Runtime Library Routines

• omp_get_num_threads() get the current number of threads omp works with.
  • outside a parallel region, this returns 1.
• omp_set_num_threads() set the current number of threads omp works with.
• omp_get_thread_num() get the current thread id.
• omp_get_max_threads() get the max number of threads we could use for this system.
• omp_in_parallel() is this running in parallel?
• omp_set_dynamic() set dynamic mode (whether omp gets smart about how many threads you get for a given parallel region)
• omp_get_dynamic() is this running in dynamic mode?

• omp_num_procs() how many processors are there on this system?

  Environment Variables

• OMP_NUM_THREADS the number of threads we request, given this is an integer literal. In a production system, we almost always want to do this rather than have the code be responsible.

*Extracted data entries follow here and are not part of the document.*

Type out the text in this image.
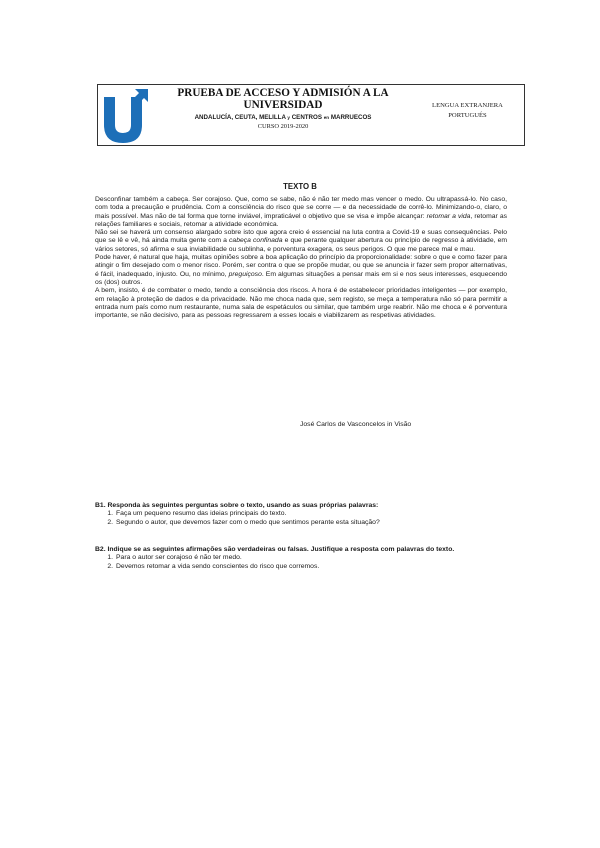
PRUEBA DE ACCESO Y ADMISIÓN A LA
UNIVERSIDAD
ANDALUCÍA, CEUTA, MELILLA y CENTROS en MARRUECOS
CURSO 2019-2020
LENGUA EXTRANJERA
PORTUGUÉS
TEXTO B

Desconfinar também a cabeça. Ser corajoso. Que, como se sabe, não é não ter medo mas vencer o medo. Ou ultrapassá-lo. No caso, com toda a precaução e prudência. Com a consciência do risco que se corre — e da necessidade de corrê-lo. Minimizando-o, claro, o mais possível. Mas não de tal forma que torne inviável, impraticável o objetivo que se visa e impõe alcançar: retomar a vida, retomar as relações familiares e sociais, retomar a atividade económica.

Não sei se haverá um consenso alargado sobre isto que agora creio é essencial na luta contra a Covid-19 e suas consequências. Pelo que se lê e vê, há ainda muita gente com a cabeça confinada e que perante qualquer abertura ou princípio de regresso à atividade, em vários setores, só afirma e sua inviabilidade ou sublinha, e porventura exagera, os seus perigos. O que me parece mal e mau.

Pode haver, é natural que haja, muitas opiniões sobre a boa aplicação do princípio da proporcionalidade: sobre o que e como fazer para atingir o fim desejado com o menor risco. Porém, ser contra o que se propõe mudar, ou que se anuncia ir fazer sem propor alternativas, é fácil, inadequado, injusto. Ou, no mínimo, preguiçoso. Em algumas situações a pensar mais em si e nos seus interesses, esquecendo os (dos) outros.

A bem, insisto, é de combater o medo, tendo a consciência dos riscos. A hora é de estabelecer prioridades inteligentes — por exemplo, em relação à proteção de dados e da privacidade. Não me choca nada que, sem registo, se meça a temperatura não só para permitir a entrada num país como num restaurante, numa sala de espetáculos ou similar, que também urge reabrir. Não me choca e é porventura importante, se não decisivo, para as pessoas regressarem a esses locais e viabilizarem as respetivas atividades.

José Carlos de Vasconcelos in Visão
B1. Responda às seguintes perguntas sobre o texto, usando as suas próprias palavras:
1. Faça um pequeno resumo das ideias principais do texto.
2. Segundo o autor, que devemos fazer com o medo que sentimos perante esta situação?
B2. Indique se as seguintes afirmações são verdadeiras ou falsas. Justifique a resposta com palavras do texto.
1. Para o autor ser corajoso é não ter medo.
2. Devemos retomar a vida sendo conscientes do risco que corremos.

• OMP_STACKSIZE ask for extra stack size in cases where you allocate large variables to the stack. This prevents stack overflow.

• OMP_WAIT_POLICY ACTIVE | PASSIVE if ACTIVE, spin the thread until you get the lock (spin lock). If PASSIVE, suspend the thread until there's available resources. Waking suspended threads costs a lot, so use PASSIVE when you expect to have long wait times and don't want the thread eating resources.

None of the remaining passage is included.